Week 3 Outline: Data Modeling Outline
Sample datasets from The Museum of Modern Art (MoMA) via GitHub. Download these files to your /sharedfolder/ on your desktop.
Install LibreOffice
Before we start class, download and install LibreOffice:
Run Docker container
In macOS, open Terminal and enter the following commands to launch the Docker container:
docker rm -f pcda_ubuntu
docker pull pcda17/ubuntu-container
docker run --name pcda_ubuntu -ti -p 8889:8889 --volume ~/Desktop/sharedfolder/:/sharedfolder/ pcda17/ubuntu-container
In Windows 10, open PowerShell and enter the following commands to launch the Docker container:
docker rm -f pcda_ubuntu
docker pull pcda17/ubuntu-container
docker run --name pcda_ubuntu -ti -p 8889:8889 --volume C:\Users\***username_here***\Desktop\sharedfolder:/sharedfolder/ pcda17/ubuntu-container
Open Jupyter Notebook (see notes in week 2)
CSV I/O in Python
Paste the following code snippet into a new Jupyter notebook.
import csv
artist_csv_path = "/sharedfolder/Artists.csv"
artist_table = []
with open(artist_csv_path) as fi:
csv_input = csv.reader(fi)
for row in csv_input:
artist_table.append(row)
artist_header = artist_table[0]
artist_table.remove(artist_table[0])
artist_header
Check the length of the table, then enter an index value in brackets to look at an entry.
print(len(artist_table))
artist_table[6310]
We’ve just copied all the data from a CSV-formatted spreadsheet and turned it into a format Python can easily work with: a list of lists of strings.

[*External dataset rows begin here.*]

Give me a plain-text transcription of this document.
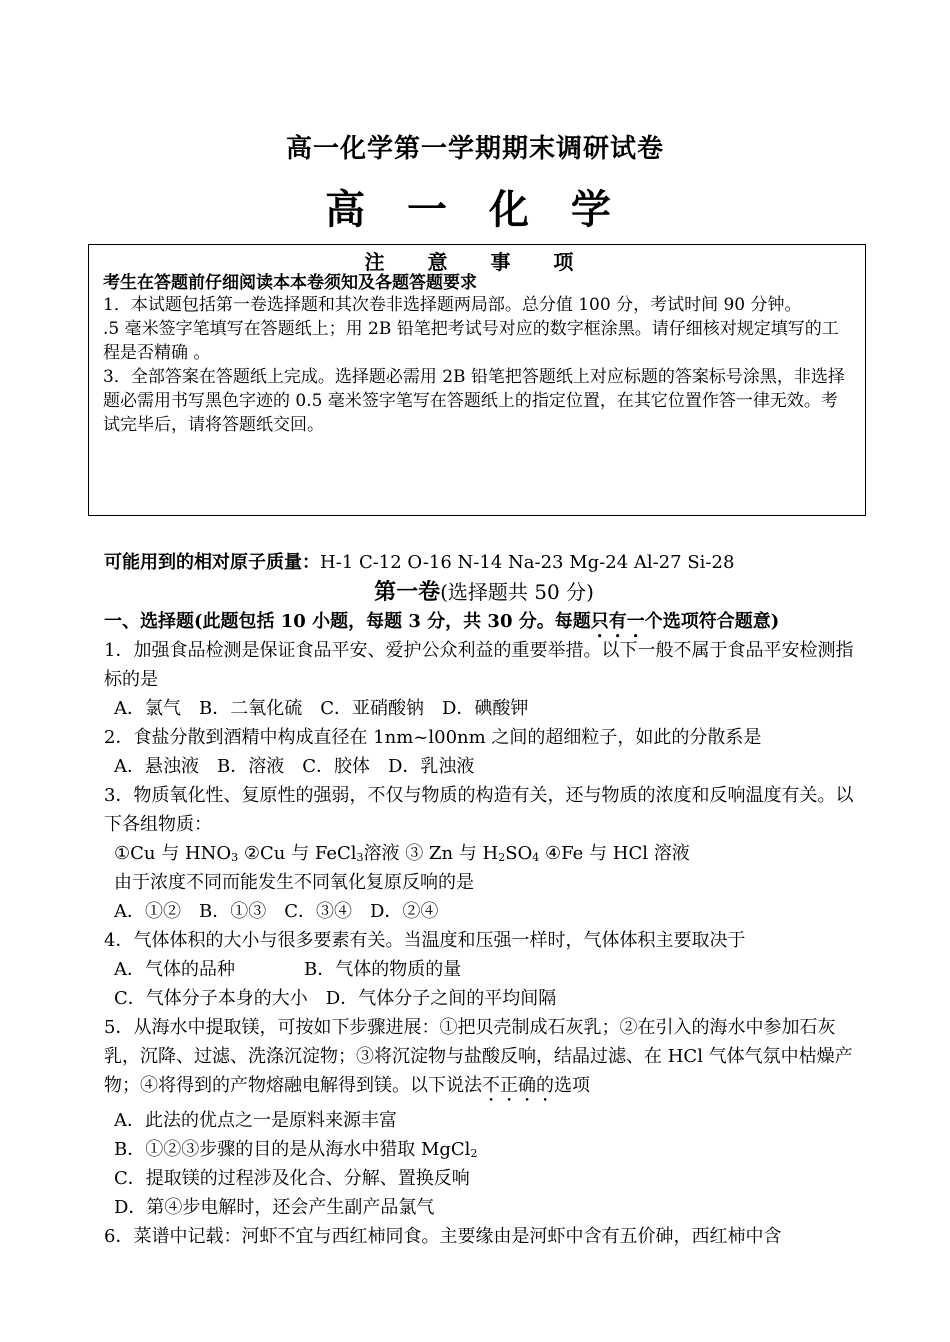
高一化学第一学期期末调研试卷
高 一 化 学
注 意 事 项
考生在答题前仔细阅读本本卷须知及各题答题要求

1．本试题包括第一卷选择题和其次卷非选择题两局部。总分值 100 分，考试时间 90 分钟。

.5 毫米签字笔填写在答题纸上；用 2B 铅笔把考试号对应的数字框涂黑。请仔细核对规定填写的工程是否精确 。

3．全部答案在答题纸上完成。选择题必需用 2B 铅笔把答题纸上对应标题的答案标号涂黑，非选择题必需用书写黑色字迹的 0.5 毫米签字笔写在答题纸上的指定位置，在其它位置作答一律无效。考试完毕后，请将答题纸交回。

可能用到的相对原子质量：H-1 C-12 O-16 N-14 Na-23 Mg-24 Al-27 Si-28
第一卷(选择题共 50 分)
一、选择题(此题包括 10 小题，每题 3 分，共 30 分。每题只有一个选项符合题意)
1．加强食品检测是保证食品平安、爱护公众利益的重要举措。以下一般不属于食品平安检测指标的是
A．氯气　B．二氧化硫　C．亚硝酸钠　D．碘酸钾
2．食盐分散到酒精中构成直径在 1nm~l00nm 之间的超细粒子，如此的分散系是
A．悬浊液　B．溶液　C．胶体　D．乳浊液
3．物质氧化性、复原性的强弱，不仅与物质的构造有关，还与物质的浓度和反响温度有关。以下各组物质：
①Cu 与 $HNO_3$ ②Cu 与 FeCl$_3$溶液 ③ Zn 与 $H_2SO_4$ ④Fe 与 HCl 溶液
由于浓度不同而能发生不同氧化复原反响的是
A．①②　B．①③　C．③④　D．②④
4．气体体积的大小与很多要素有关。当温度和压强一样时，气体体积主要取决于
A．气体的品种	B．气体的物质的量
C．气体分子本身的大小　 D．气体分子之间的平均间隔
5．从海水中提取镁，可按如下步骤进展：①把贝壳制成石灰乳；②在引入的海水中参加石灰乳，沉降、过滤、洗涤沉淀物；③将沉淀物与盐酸反响，结晶过滤、在 HCl 气体气氛中枯燥产物；④将得到的产物熔融电解得到镁。以下说法不正确的选项
A．此法的优点之一是原料来源丰富
B．①②③步骤的目的是从海水中猎取 MgCl$_2$
C．提取镁的过程涉及化合、分解、置换反响
D．第④步电解时，还会产生副产品氯气
6．菜谱中记载：河虾不宜与西红柿同食。主要缘由是河虾中含有五价砷，西红柿中含
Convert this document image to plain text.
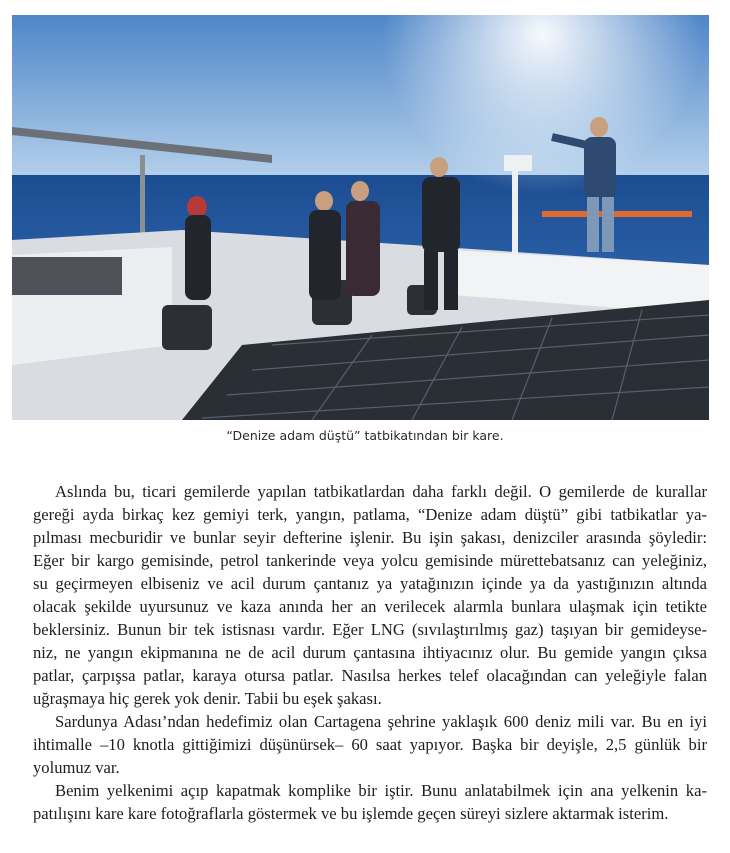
“Denize adam düştü” tatbikatından bir kare.

Aslında bu, ticari gemilerde yapılan tatbikatlardan daha farklı değil. O gemilerde de kurallar
gereği ayda birkaç kez gemiyi terk, yangın, patlama, “Denize adam düştü” gibi tatbikatlar ya-
pılması mecburidir ve bunlar seyir defterine işlenir. Bu işin şakası, denizciler arasında şöyledir:
Eğer bir kargo gemisinde, petrol tankerinde veya yolcu gemisinde mürettebatsanız can yeleğiniz,
su geçirmeyen elbiseniz ve acil durum çantanız ya yatağınızın içinde ya da yastığınızın altında
olacak şekilde uyursunuz ve kaza anında her an verilecek alarmla bunlara ulaşmak için tetikte
beklersiniz. Bunun bir tek istisnası vardır. Eğer LNG (sıvılaştırılmış gaz) taşıyan bir gemideyse-
niz, ne yangın ekipmanına ne de acil durum çantasına ihtiyacınız olur. Bu gemide yangın çıksa
patlar, çarpışsa patlar, karaya otursa patlar. Nasılsa herkes telef olacağından can yeleğiyle falan
uğraşmaya hiç gerek yok denir. Tabii bu eşek şakası.

Sardunya Adası’ndan hedefimiz olan Cartagena şehrine yaklaşık 600 deniz mili var. Bu en iyi
ihtimalle –10 knotla gittiğimizi düşünürsek– 60 saat yapıyor. Başka bir deyişle, 2,5 günlük bir
yolumuz var.

Benim yelkenimi açıp kapatmak komplike bir iştir. Bunu anlatabilmek için ana yelkenin ka-
patılışını kare kare fotoğraflarla göstermek ve bu işlemde geçen süreyi sizlere aktarmak isterim.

Let’s walk through the above a step at a time, this time loading MoMA’s artwork metadata.
We began by importing the csv
module, Python’s built-in CSV input/output tool. Note, since you’ve already done it above, you don’t have to do it again.
import csv
Next we assign our pathname to the artwork_path
variable and initialize an empty list called artwork_table
. This will become our list of lists, Python’s version of a table. Add the below to your open notebook.

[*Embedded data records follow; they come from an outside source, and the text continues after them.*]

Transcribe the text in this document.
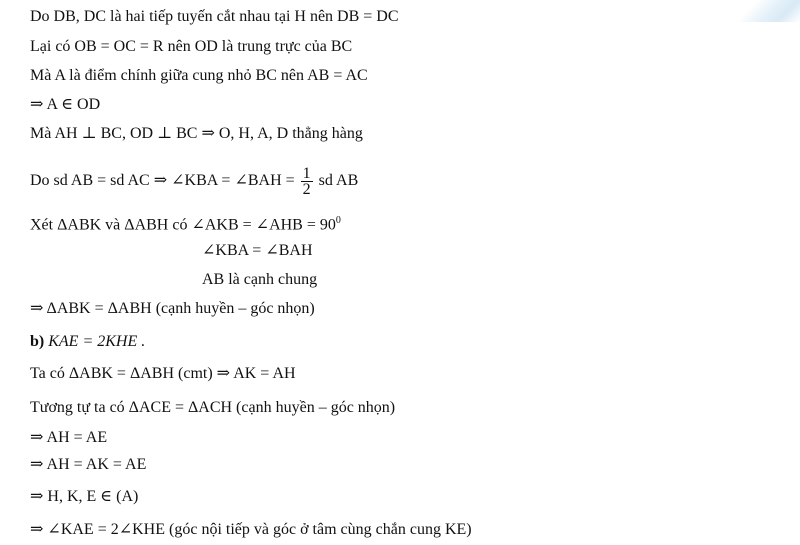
Do DB, DC là hai tiếp tuyến cắt nhau tại H nên DB = DC
Lại có OB = OC = R nên OD là trung trực của BC
Mà A là điểm chính giữa cung nhỏ BC nên AB = AC
⇒ A ∈ OD
Mà AH ⊥ BC, OD ⊥ BC ⇒ O, H, A, D thẳng hàng
Do sd AB = sd AC ⇒ ∠KBA = ∠BAH = $\frac{1}{2}$ sd AB
Xét ΔABK và ΔABH có ∠AKB = ∠AHB = $90^0$
∠KBA = ∠BAH
AB là cạnh chung
⇒ ΔABK = ΔABH (cạnh huyền – góc nhọn)
b) KAE = 2KHE .
Ta có ΔABK = ΔABH (cmt) ⇒ AK = AH
Tương tự ta có ΔACE = ΔACH (cạnh huyền – góc nhọn)
⇒ AH = AE
⇒ AH = AK = AE
⇒ H, K, E ∈ (A)
⇒ ∠KAE = 2∠KHE (góc nội tiếp và góc ở tâm cùng chắn cung KE)
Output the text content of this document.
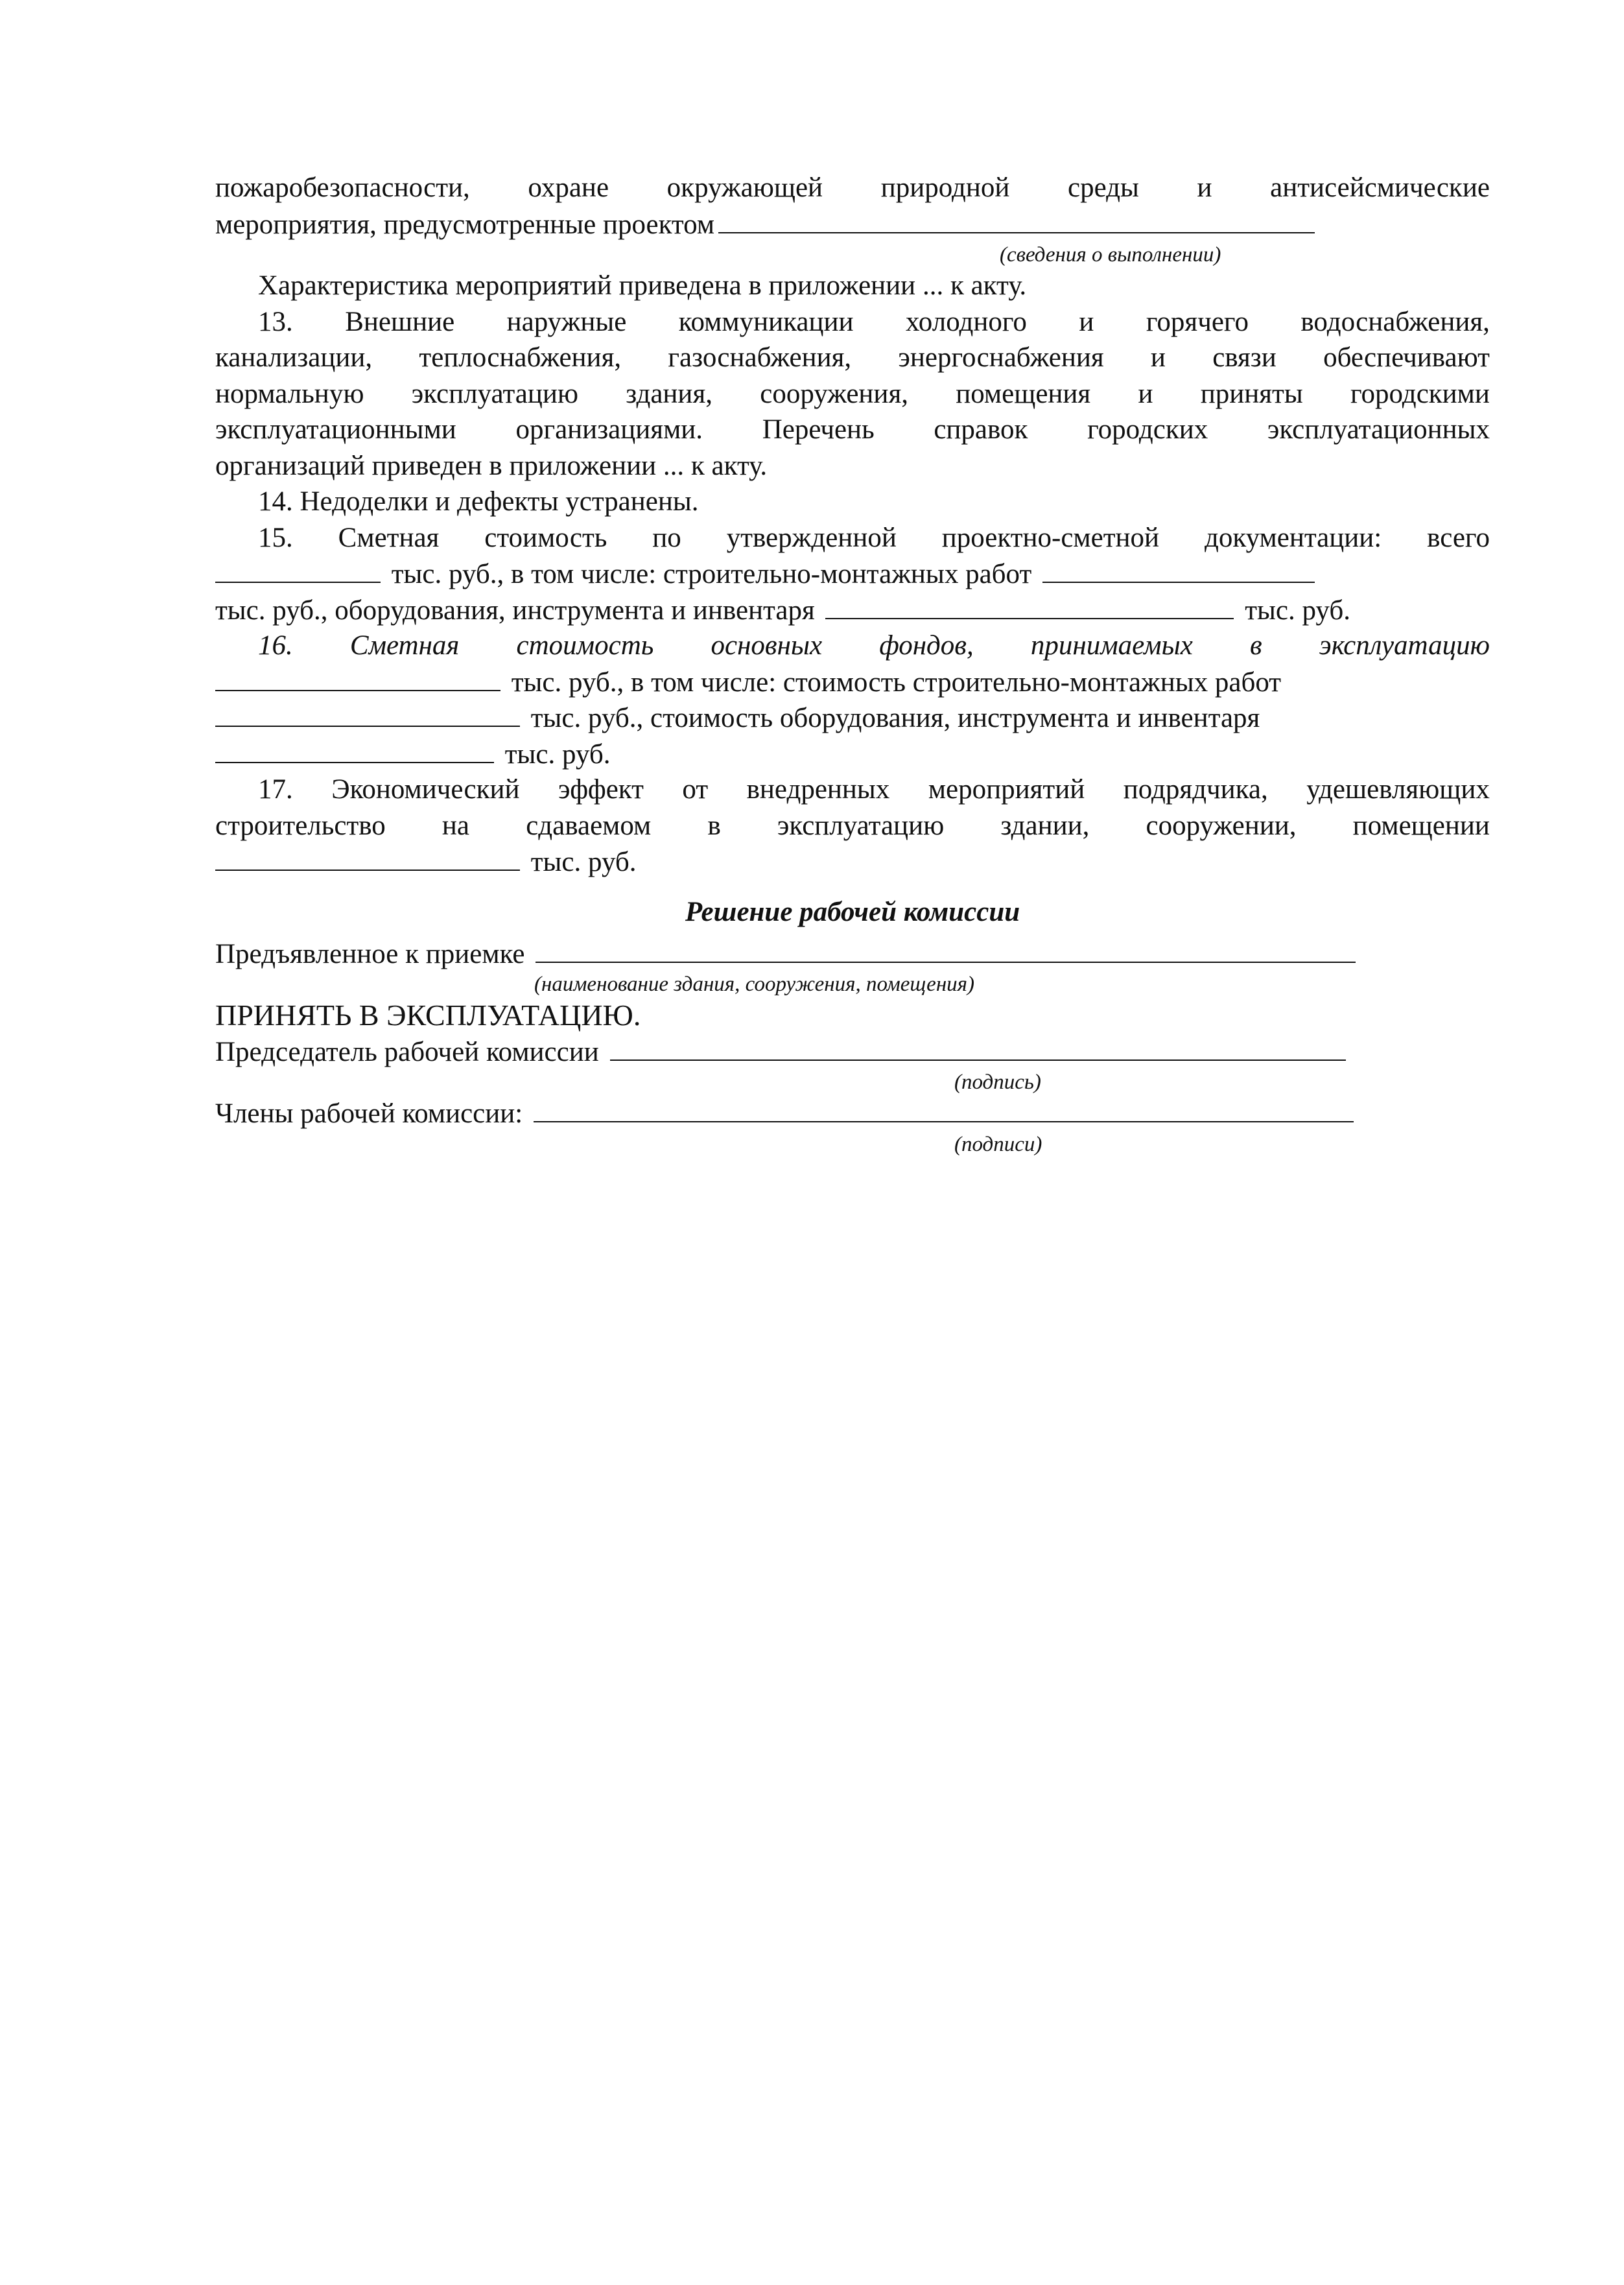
пожаробезопасности, охране окружающей природной среды и антисейсмические
мероприятия, предусмотренные проектом
(сведения о выполнении)
Характеристика мероприятий приведена в приложении ... к акту.
13. Внешние наружные коммуникации холодного и горячего водоснабжения,
канализации, теплоснабжения, газоснабжения, энергоснабжения и связи обеспечивают
нормальную эксплуатацию здания, сооружения, помещения и приняты городскими
эксплуатационными организациями. Перечень справок городских эксплуатационных
организаций приведен в приложении ... к акту.
14. Недоделки и дефекты устранены.
15. Сметная стоимость по утвержденной проектно-сметной документации: всего
тыс. руб., в том числе: строительно-монтажных работ
тыс. руб., оборудования, инструмента и инвентаря	тыс. руб.
16. Сметная стоимость основных фондов, принимаемых в эксплуатацию
тыс. руб., в том числе: стоимость строительно-монтажных работ
тыс. руб., стоимость оборудования, инструмента и инвентаря
тыс. руб.
17. Экономический эффект от внедренных мероприятий подрядчика, удешевляющих
строительство на сдаваемом в эксплуатацию здании, сооружении, помещении
тыс. руб.
Решение рабочей комиссии
Предъявленное к приемке
(наименование здания, сооружения, помещения)
ПРИНЯТЬ В ЭКСПЛУАТАЦИЮ.
Председатель рабочей комиссии
(подпись)
Члены рабочей комиссии:
(подписи)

artwork_csv_path = "/sharedfolder/Artworks.csv"
artwork_table = []
Then we create a file stream object fi
that points to our spreadsheet, We pass our file object to csv
’s constructor function and assign the new reader object to csv_file
. Finally, using a for loop, we iterate through our csv object and add each row (represented by a list) to the master list artwork_table
.
with open(artwork_csv_path) as fi:
csv_file = csv.reader(fi)
for row in csv_file:
artwork_table.append(row)
Because this table uses column labels in the first row, we’ll save those labels to the variable header
and remove it from the table.
artwork_header = artwork_table[0]
artwork_table.remove(artwork_table[0])
Finally, let’s look at our list of column titles …
artwork_header
… as well as a row in our table.
artwork_table[60946]
Tip: Python will ignore any text following the “#” character on a line, which we can use to add explanatory comments within our code. Here are a couple lines from the snippet above followed by example notes.

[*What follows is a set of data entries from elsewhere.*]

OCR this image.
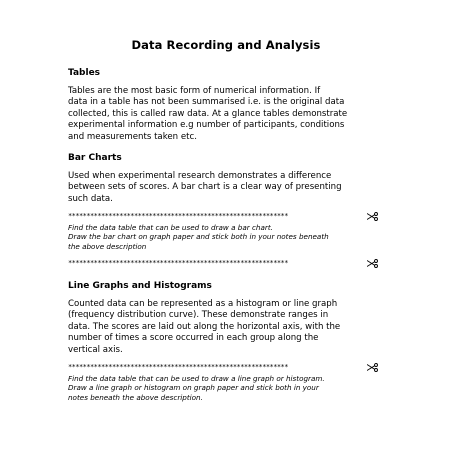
Data Recording and Analysis
Tables
Tables are the most basic form of numerical information. If
data in a table has not been summarised i.e. is the original data
collected, this is called raw data. At a glance tables demonstrate
experimental information e.g number of participants, conditions
and measurements taken etc.
Bar Charts
Used when experimental research demonstrates a difference
between sets of scores. A bar chart is a clear way of presenting
such data.
************************************************************
Find the data table that can be used to draw a bar chart.
Draw the bar chart on graph paper and stick both in your notes beneath
the above description
************************************************************
Line Graphs and Histograms
Counted data can be represented as a histogram or line graph
(frequency distribution curve). These demonstrate ranges in
data. The scores are laid out along the horizontal axis, with the
number of times a score occurred in each group along the
vertical axis.
************************************************************
Find the data table that can be used to draw a line graph or histogram.
Draw a line graph or histogram on graph paper and stick both in your
notes beneath the above description.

artwork_header = artwork_table[0] # saves list of column titles to variable 'artwork_header' artwork_table.remove(artwork_table[0]) # removes header row
Quick Assignment
Write a piece of code that prints each column label in artist_header
and artwork_header
next to its index in the list, beginning from zero as usual. You may want to keep this reference handy for the next few exercises.
A possible solution:
print('Artists\n')
for i in range(len(artist_header)):
print(str(i) + ' ' + artist_header[i])
print('\nArtworks\n')
for i in range(len(artwork_header)):
print(str(i) + ' ' + artwork_header[i])
Quick Assignment
Write a piece of code that creates a new table (i.e., list of lists) containing only artists born in the 1880s.
A possible solution:
born_1880s = []
for row in artist_table:
if 1880 <= int(row[5]) <= 1889:
born_1880s.append(row)
Average Artist Age
Now that we’ve defined a meaningful subset of our data, let’s see what we can do with it. For instance, what was the mean life span of artists born in the 1880s (who happen to be included in MoMA’s collections)?
lifespans_1880s = []
for row in born_1880s:
lifespans_1880s.append(int(row[6]) - int(row[5]))
lifespans_1880s
If you scroll through your list of lifespans, you’ll see occasional negative numbers (e.g., “-1887”). Since missing values are represented by “0,” if no death date is listed we’ll end up subtracting an artist’s birth year from zero. Let’s amend our code to leave out these rows.
lifespans_1880s = []
for row in born_1880s:
age = int(row[6])-int(row[5])
if age > 0:
lifespans_1880s.append(age)
lifespans_1880s
Now that we have a list of valid integers, all we need to do is calculate the mean. Below we divide the sum of the list (which we cast as a float) by its length to get 72.65 years.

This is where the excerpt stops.